Kemarin, Dewan Perwakilan Rakyat atau DPR resmi mengesahkan Rancangan Undang-undang Bea Meterai. Dengan undang-undang yang baru, tarif bea meterai resmi menjadi Rp 10.000 per 1 Januari 2021.
“Berdasarkan pendapat akhir, sebanyak delapan fraksi, yakni PDIP, Golkar, Gerindra, NasDem, Demokrat, PPP, PAN, dan PKB setuju terhadap Rancangan Undang-undang Bea Materai,” ujar Ketua Komisi XI DPR, Dito Ganundito, dalam rapat paripurna masa persidangan I 2020, Selasa, 29 September 2020.
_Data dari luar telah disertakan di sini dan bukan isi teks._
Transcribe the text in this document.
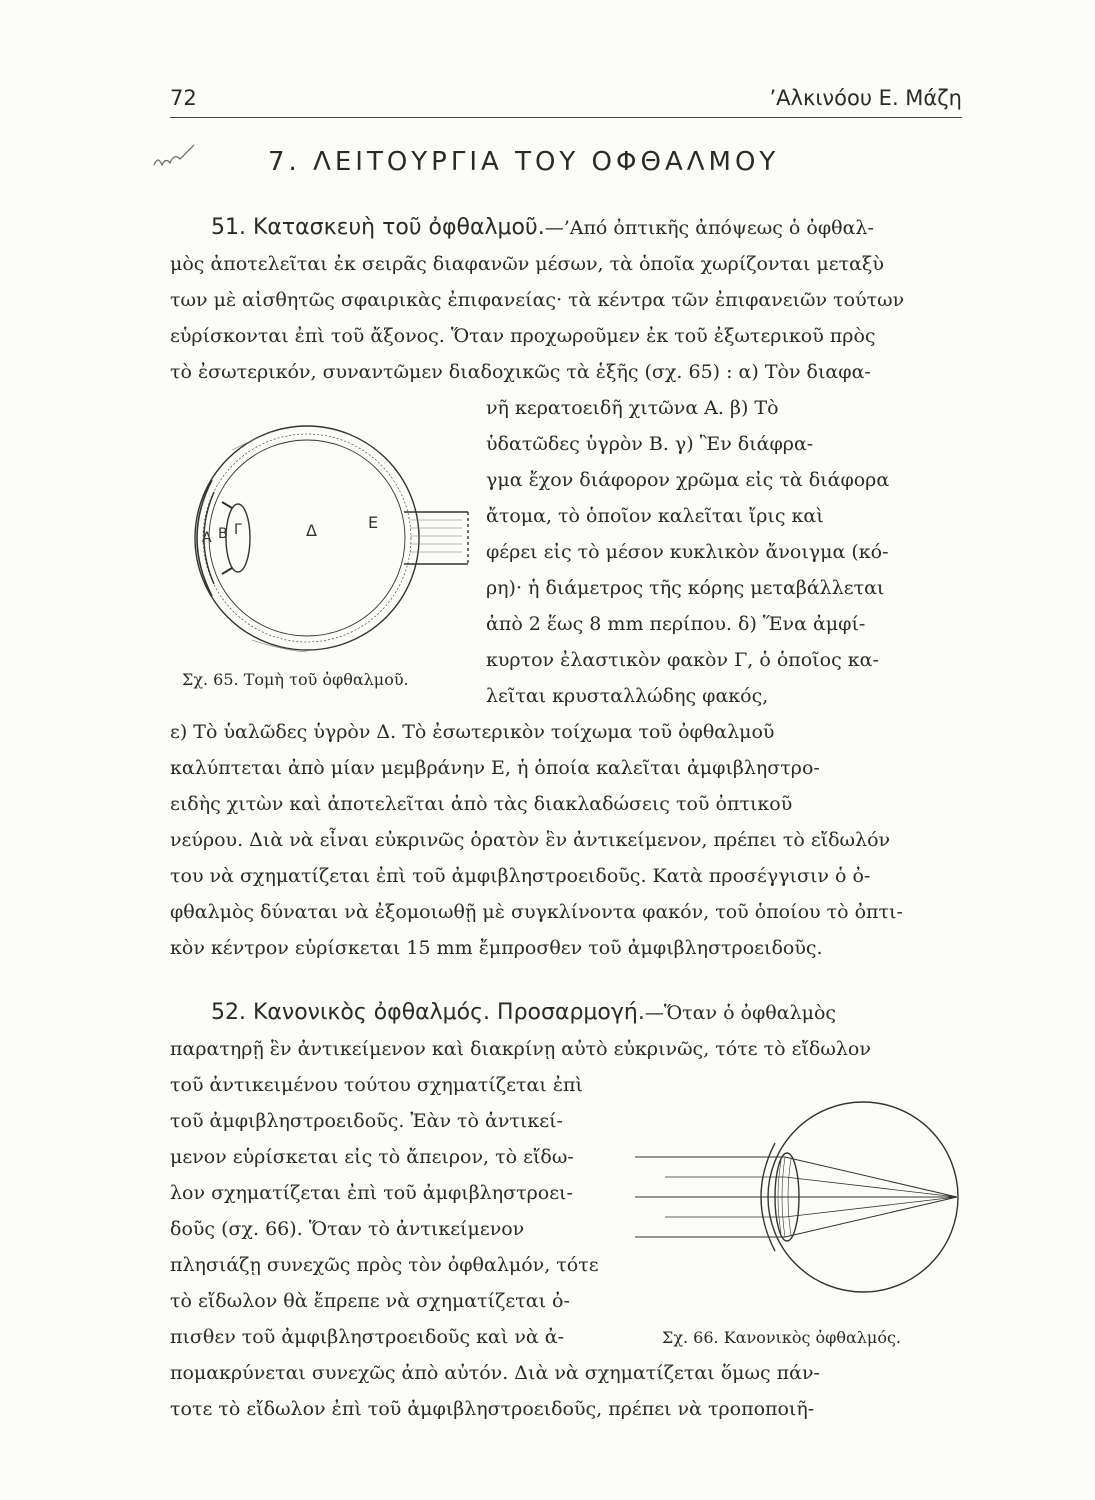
72	’Αλκινόου Ε. Μάζη
7. ΛΕΙΤΟΥΡΓΙΑ ΤΟΥ ΟΦΘΑΛΜΟΥ
51. Κατασκευὴ τοῦ ὀφθαλμοῦ.—’Από ὀπτικῆς ἀπόψεως ὁ ὀφθαλ-
μὸς ἀποτελεῖται ἐκ σειρᾶς διαφανῶν μέσων, τὰ ὁποῖα χωρίζονται μεταξὺ
των μὲ αἰσθητῶς σφαιρικὰς ἐπιφανείας· τὰ κέντρα τῶν ἐπιφανειῶν τούτων
εὑρίσκονται ἐπὶ τοῦ ἄξονος. Ὅταν προχωροῦμεν ἐκ τοῦ ἐξωτερικοῦ πρὸς
τὸ ἐσωτερικόν, συναντῶμεν διαδοχικῶς τὰ ἑξῆς (σχ. 65) : α) Τὸν διαφα-
νῆ κερατοειδῆ χιτῶνα Α. β) Τὸ
ὑδατῶδες ὑγρὸν Β. γ) Ἓν διάφρα-
γμα ἔχον διάφορον χρῶμα εἰς τὰ διάφορα
ἄτομα, τὸ ὁποῖον καλεῖται ἴρις καὶ
φέρει εἰς τὸ μέσον κυκλικὸν ἄνοιγμα (κό-
ρη)· ἡ διάμετρος τῆς κόρης μεταβάλλεται
ἀπὸ 2 ἕως 8 mm περίπου. δ) Ἕνα ἀμφί-
κυρτον ἐλαστικὸν φακὸν Γ, ὁ ὁποῖος κα-
λεῖται κρυσταλλώδης φακός,
ε) Τὸ ὑαλῶδες ὑγρὸν Δ. Τὸ ἐσωτερικὸν τοίχωμα τοῦ ὀφθαλμοῦ
καλύπτεται ἀπὸ μίαν μεμβράνην Ε, ἡ ὁποία καλεῖται ἀμφιβληστρο-
ειδὴς χιτὼν καὶ ἀποτελεῖται ἀπὸ τὰς διακλαδώσεις τοῦ ὀπτικοῦ
νεύρου. Διὰ νὰ εἶναι εὐκρινῶς ὁρατὸν ἓν ἀντικείμενον, πρέπει τὸ εἴδωλόν
του νὰ σχηματίζεται ἐπὶ τοῦ ἀμφιβληστροειδοῦς. Κατὰ προσέγγισιν ὁ ὀ-
φθαλμὸς δύναται νὰ ἐξομοιωθῇ μὲ συγκλίνοντα φακόν, τοῦ ὁποίου τὸ ὀπτι-
κὸν κέντρον εὑρίσκεται 15 mm ἔμπροσθεν τοῦ ἀμφιβληστροειδοῦς.
Α Β Γ	Δ	Ε
Σχ. 65. Τομὴ τοῦ ὀφθαλμοῦ.
52. Κανονικὸς ὀφθαλμός. Προσαρμογή.—Ὅταν ὁ ὀφθαλμὸς
παρατηρῇ ἓν ἀντικείμενον καὶ διακρίνῃ αὐτὸ εὐκρινῶς, τότε τὸ εἴδωλον
τοῦ ἀντικειμένου τούτου σχηματίζεται ἐπὶ
τοῦ ἀμφιβληστροειδοῦς. Ἐὰν τὸ ἀντικεί-
μενον εὑρίσκεται εἰς τὸ ἄπειρον, τὸ εἴδω-
λον σχηματίζεται ἐπὶ τοῦ ἀμφιβληστροει-
δοῦς (σχ. 66). Ὅταν τὸ ἀντικείμενον
πλησιάζῃ συνεχῶς πρὸς τὸν ὀφθαλμόν, τότε
τὸ εἴδωλον θὰ ἔπρεπε νὰ σχηματίζεται ὀ-
πισθεν τοῦ ἀμφιβληστροειδοῦς καὶ νὰ ἀ-
πομακρύνεται συνεχῶς ἀπὸ αὐτόν. Διὰ νὰ σχηματίζεται ὅμως πάν-
τοτε τὸ εἴδωλον ἐπὶ τοῦ ἀμφιβληστροειδοῦς, πρέπει νὰ τροποποιῆ-
Σχ. 66. Κανονικὸς ὀφθαλμός.
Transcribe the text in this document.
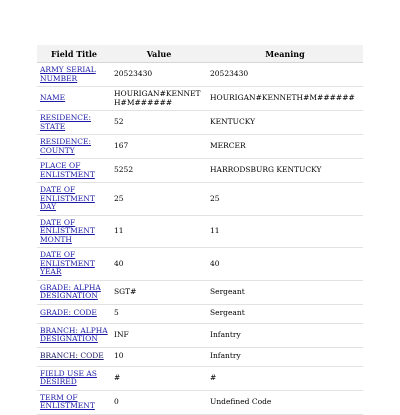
Field Title	Value	Meaning
ARMY SERIAL NUMBER	20523430	20523430
NAME	HOURIGAN#KENNETH#M######	HOURIGAN#KENNETH#M######
RESIDENCE: STATE	52	KENTUCKY
RESIDENCE: COUNTY	167	MERCER
PLACE OF ENLISTMENT	5252	HARRODSBURG KENTUCKY
DATE OF ENLISTMENT DAY	25	25
DATE OF ENLISTMENT MONTH	11	11
DATE OF ENLISTMENT YEAR	40	40
GRADE: ALPHA DESIGNATION	SGT#	Sergeant
GRADE: CODE	5	Sergeant
BRANCH: ALPHA DESIGNATION	INF	Infantry
BRANCH: CODE	10	Infantry
FIELD USE AS DESIRED	#	#
TERM OF ENLISTMENT	0	Undefined Code
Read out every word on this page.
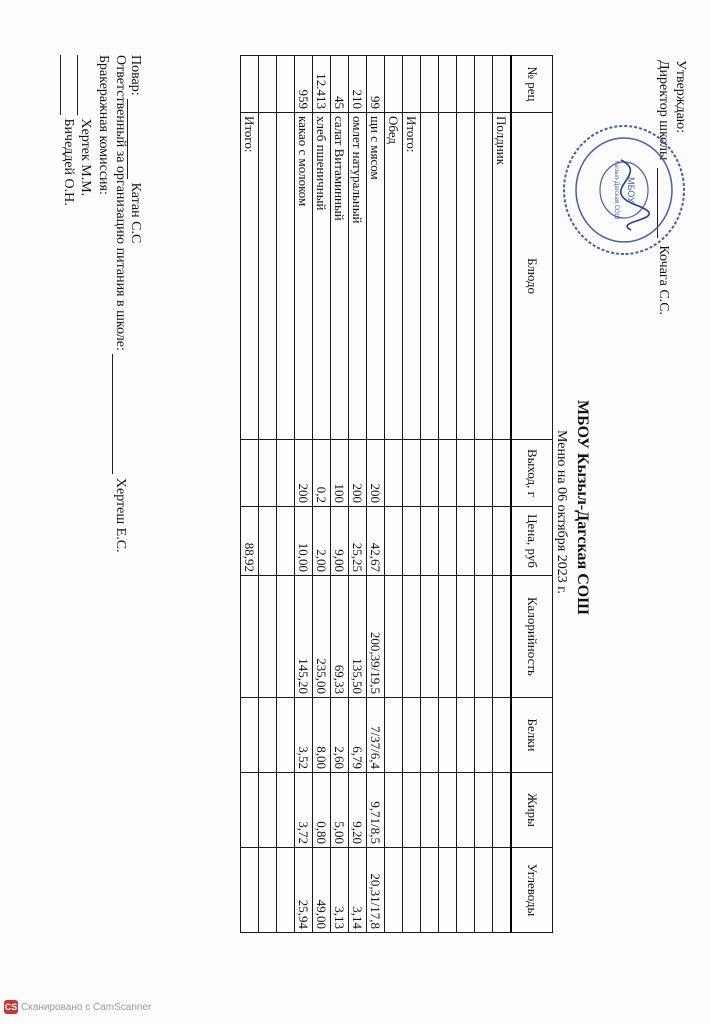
Утверждаю:
Директор школы  Кочага С.С.
МБОУ
Кызыл-Дагская СОШ
МБОУ Кызыл-Дагская СОШ
Меню на 06 октября 2023 г.
№ рец	Блюдо	Выход, г	Цена, руб	Калорийность	Белки	Жиры	Углеводы
	Полдник						

	Итого:						
	Обед						
99	щи с мясом	200	42,67	200,39/19,5	7/37/6,4	9,71/8,5	20,31/17,8
210	омлет натуральный	200	25,25	135,50	6,79	9,20	3,14
45	салат Витаминный	100	9,00	69,33	2,60	5,00	3,13
12.413	хлеб пшеничный	0,2	2,00	235,00	8,00	0,80	49,00
959	какао с молоком	200	10,00	145,20	3,52	3,72	25,94

	Итого:		88,92				
Повар:  Катан С.С
Ответственный за организацию питания в школе:  Хертеш Е.С.
Бракеражная комиссия:
Хертек М.М.
Бичеддей О.Н.
CS Сканировано с CamScanner
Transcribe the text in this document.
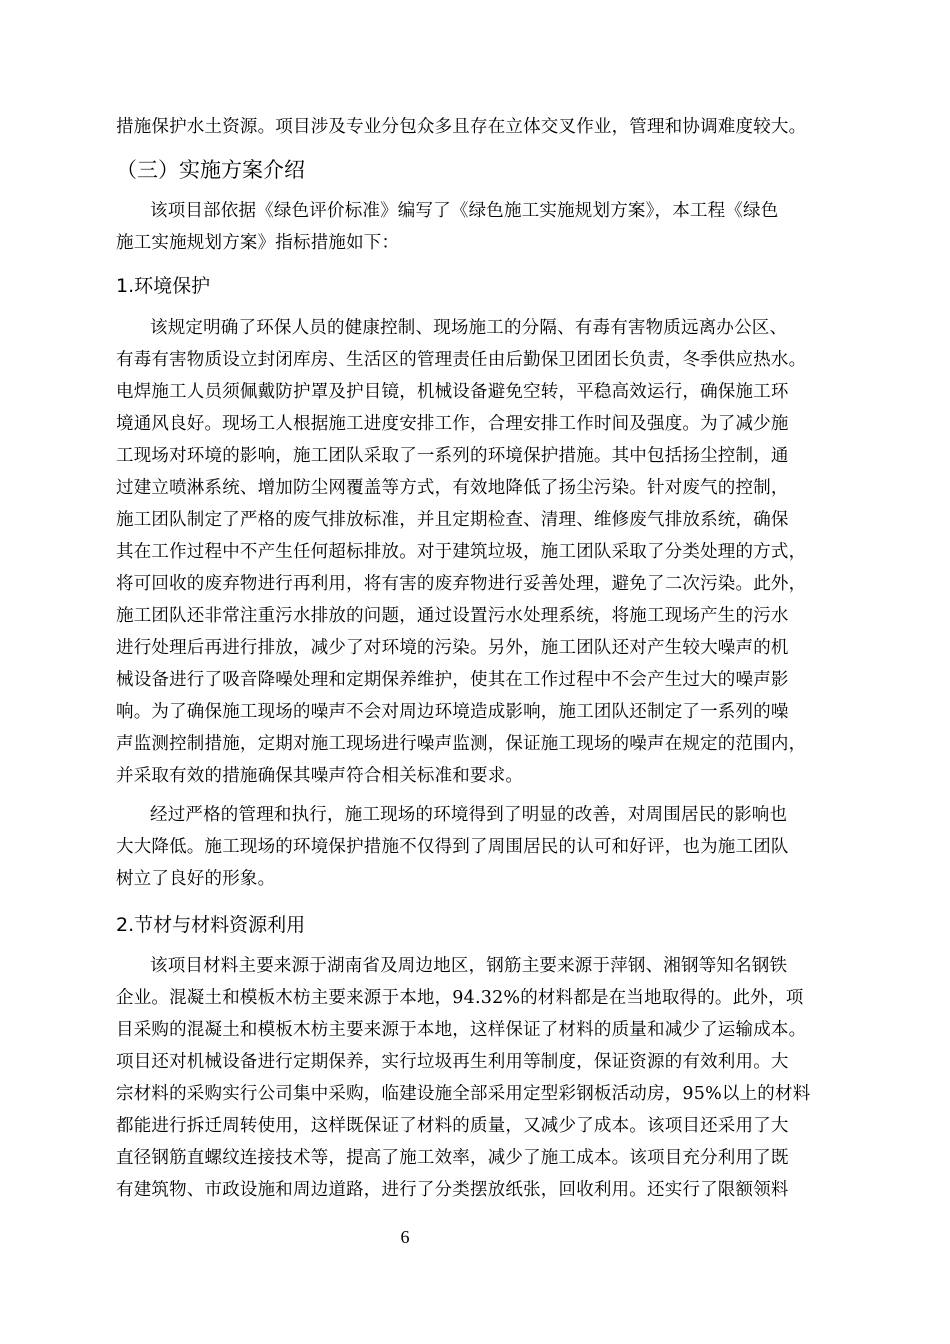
措施保护水土资源。项目涉及专业分包众多且存在立体交叉作业，管理和协调难度较大。
（三）实施方案介绍
该项目部依据《绿色评价标准》编写了《绿色施工实施规划方案》，本工程《绿色
施工实施规划方案》指标措施如下：
1.环境保护
该规定明确了环保人员的健康控制、现场施工的分隔、有毒有害物质远离办公区、
有毒有害物质设立封闭库房、生活区的管理责任由后勤保卫团团长负责，冬季供应热水。
电焊施工人员须佩戴防护罩及护目镜，机械设备避免空转，平稳高效运行，确保施工环
境通风良好。现场工人根据施工进度安排工作，合理安排工作时间及强度。为了减少施
工现场对环境的影响，施工团队采取了一系列的环境保护措施。其中包括扬尘控制，通
过建立喷淋系统、增加防尘网覆盖等方式，有效地降低了扬尘污染。针对废气的控制，
施工团队制定了严格的废气排放标准，并且定期检查、清理、维修废气排放系统，确保
其在工作过程中不产生任何超标排放。对于建筑垃圾，施工团队采取了分类处理的方式，
将可回收的废弃物进行再利用，将有害的废弃物进行妥善处理，避免了二次污染。此外，
施工团队还非常注重污水排放的问题，通过设置污水处理系统，将施工现场产生的污水
进行处理后再进行排放，减少了对环境的污染。另外，施工团队还对产生较大噪声的机
械设备进行了吸音降噪处理和定期保养维护，使其在工作过程中不会产生过大的噪声影
响。为了确保施工现场的噪声不会对周边环境造成影响，施工团队还制定了一系列的噪
声监测控制措施，定期对施工现场进行噪声监测，保证施工现场的噪声在规定的范围内，
并采取有效的措施确保其噪声符合相关标准和要求。
经过严格的管理和执行，施工现场的环境得到了明显的改善，对周围居民的影响也
大大降低。施工现场的环境保护措施不仅得到了周围居民的认可和好评，也为施工团队
树立了良好的形象。
2.节材与材料资源利用
该项目材料主要来源于湖南省及周边地区，钢筋主要来源于萍钢、湘钢等知名钢铁
企业。混凝土和模板木枋主要来源于本地，94.32%的材料都是在当地取得的。此外，项
目采购的混凝土和模板木枋主要来源于本地，这样保证了材料的质量和减少了运输成本。
项目还对机械设备进行定期保养，实行垃圾再生利用等制度，保证资源的有效利用。大
宗材料的采购实行公司集中采购，临建设施全部采用定型彩钢板活动房，95%以上的材料
都能进行拆迁周转使用，这样既保证了材料的质量，又减少了成本。该项目还采用了大
直径钢筋直螺纹连接技术等，提高了施工效率，减少了施工成本。该项目充分利用了既
有建筑物、市政设施和周边道路，进行了分类摆放纸张，回收利用。还实行了限额领料
6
Dirjen Pajak Suryo Utomo mengataka,n aturan awal soal bea materai diatur lewat UU Nomor 13 Tahun 1985, atau 35 tahun lalu. Saat itu namanya adalah kertas bersegel atau bermaterai dengan tarif sebesar Rp 500 dan Rp 1.000.
Lima belas tahun kemudian, yaitu pada 2000, tarif materai naik menjadi Rp 3.000 dan Rp 6.000. Tarif baru ini diatur lewat Peraturan Pemerintah (PP) Nomor 24 Tahun 2000. Tarif baru ini lahir karena maksimum kenaikan yang diperbolehkan adalah maksimum 6 kali lipat.
Barulah pada 2020 ini tarif materai kembali naik. Sebenarnya saat ini ada dua jenis materai, Rp 3.000 dan Rp .6000. Tapi, pemerintah dan DPR sepakat untuk menyeragamkan saja menjadi satu yaitu Rp 10.000.
Suryo menilai tarif Rp10.000 ini tidak terlalu mahal jika dibandingkan dengan inflasi sejak 2000. "Masih tergolong, cukup murahlah," kata dia.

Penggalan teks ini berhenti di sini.